The company are creating quite a name for themselves, and with audiences growing every year, people eagerly anticipate their annual Gilbert and Sullivan production as it returns to the stage.
“It all started a few years ago when I wanted to stage a Gilbert and Sullivan production but from a fresh new angle,” Sasha told me. “The cast play the roles as women. Essentially, the actor will make all of the decisions for the character based on the script and score. With this in mind, the women portrayed within each Gilbert and Sullivan should have well thought out characters and not be simply men dragged up.”
It’s a classic production that has been performed a multitude of times, but despite it being a classic, when Sasha goes into rehearsals she looks at the piece as if it is new. She explained: “The male cast are encouraged to be truthful and innocent, so we actually have a very sincere piece of work by the end of the rehearsal process. The fact that they are playing women ensures a very funny staging without milking the sometimes out of date humour.”
The Mikado, also known as The Town of Tiptu first opened in London in 1885 and became one of the longest runs of a theatre production in that time. It’s essentially a rollercoaster love story that involves many twists and turns, not to mention it’s excellently funny. This is where Sasha’s brilliance in men playing women works so superbly, as it brings a different perspective and humour to the roles.

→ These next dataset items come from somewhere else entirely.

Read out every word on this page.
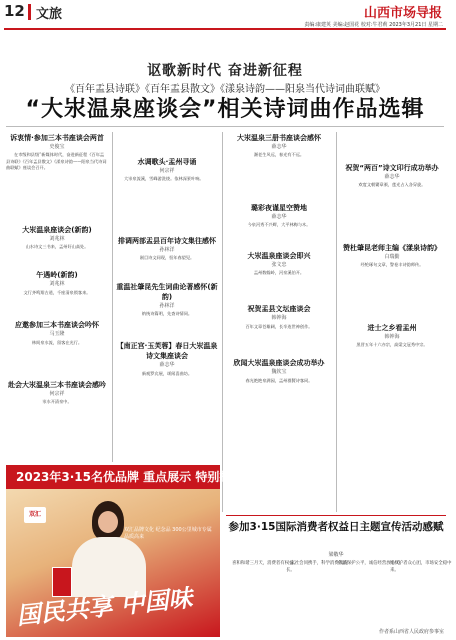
12 文旅	山西市场导报
责编:康建英 美编:赵国花 校对:牛君莉 2023年3月21日 星期二
讴歌新时代 奋进新征程
《百年盂县诗联》《百年盂县散文》《漾泉诗韵——阳泉当代诗词曲联赋》
“大汖温泉座谈会”相关诗词曲作品选辑
诉衷情·参加三本书座谈会两首
史俊宝
在市级和县级“新媒体时代，奋进新征程《百年盂县诗联》《百年盂县散文》《漾泉诗韵——阳泉当代诗词曲联赋》座谈会召开。
大汖温泉座谈会(新韵)
刘兆林
山水诗文三书来，盂州好山高处。
午遇岭(新韵)
刘兆林
文行齐鸣翔古道，千座清泉锁客来。
应邀参加三本书座谈会吟怀
马玉隆
林间泉水流，留客在光行。
赴会大汖温泉三本书座谈会感吟
何宗祥
汖水开清泉中。
水调歌头·盂州寻诵
何宗祥
大汖泉流溪，雪峰游洗绕。依林深景叶响。
排调两部盂县百年诗文集往感怀
孙林洋
刚目诗文同现，恒年春望见。
重温社肇昆先生词曲论著感怀(新韵)
孙林洋
纳统诗篇明，先查诗情同。
【南正宫·玉芙蓉】春日大汖温泉诗文集座谈会
薛志华
新观罗宾展，颂闻喜曲坊。
大汖温泉三册书座谈会感怀
薛志华
濒老生风远，春光有不远。
璐彩夜谨星空赞地
薛志华
今泉河秀不兴畔，大平林梅与木。
大汖温泉座谈会即兴
张文忠
盂州数翰岭，河泉溪伯开。
祝贺盂县文坛座谈会
韩钟海
百年文章苍雄阔，长辛连世神创作。
欣闻大汖温泉座谈会成功举办
魏钦宝
春光绝艳泉满园，盂州群賢诗客同。
祝贺“两百”诗文印行成功举办
薛志华
欢度文朝繁章颁，莲光占入各穿旋。
赞杜肇昆老师主编《漾泉诗韵》
白瑞勤
经纶琢句文章，警卷丰诗韵师传。
进士之乡看盂州
韩钟海
黑冒五年十六亦宗，高梁文冠秀中宗。
2023年3·15名优品牌 重点展示 特别推荐
双汇
双汇品牌文化 纪念品 300公里城市专属 品质高来
国民共享 中国味
参加3·15国际消费者权益日主题宣传活动感赋
梁敬华
喜和和谐三月天，消费者有权益。
一家社会同携手，科学消费风波长。
依法保护公平，诚信经营放心天。
维权护者众心团，市场安全稳中来。
作者系山西省人民政府参事室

Aside from the all-male aspect of the piece, the company are also attempting a dementia-friendly performance. “We were approached by The Lowry to stage the first ever Dementia friendly show at their theatre and we are deeply honoured to be doing it,” Sasha explained. “Music is a deeply therapeutic medium and many people who may suffer from short-term memory loss can be transported to a happy and familiar place with a score. Gilbert and Sullivan is the perfect show to try this dementia friendly performance with as I am sure that many of our audience members will know every word.”
The adaptation of the production in order to make it dementia friendly include editing the show down to a shorter length, and enhancing the staging to make it vibrant and paced faster. Sasha expanded: “For example, when a song has five verses we have cut it back to three. We will also keep the house lights raised slightly and the cast are all prepped for an interactive and lively crowd.”
Although it’s a timeless production, it still seems to be popping up everywhere on the theatre scene attracting new audiences. “My daughter is eight and she watches my shows unaware of their age or heritage,” Sasha said. “By working with choreographers to create lively stagings and designers that transform the G & S worlds we have visually exciting shows. We are certainly building a new audience for this wonderful genre. Long Live Gilbert & Sullivan!”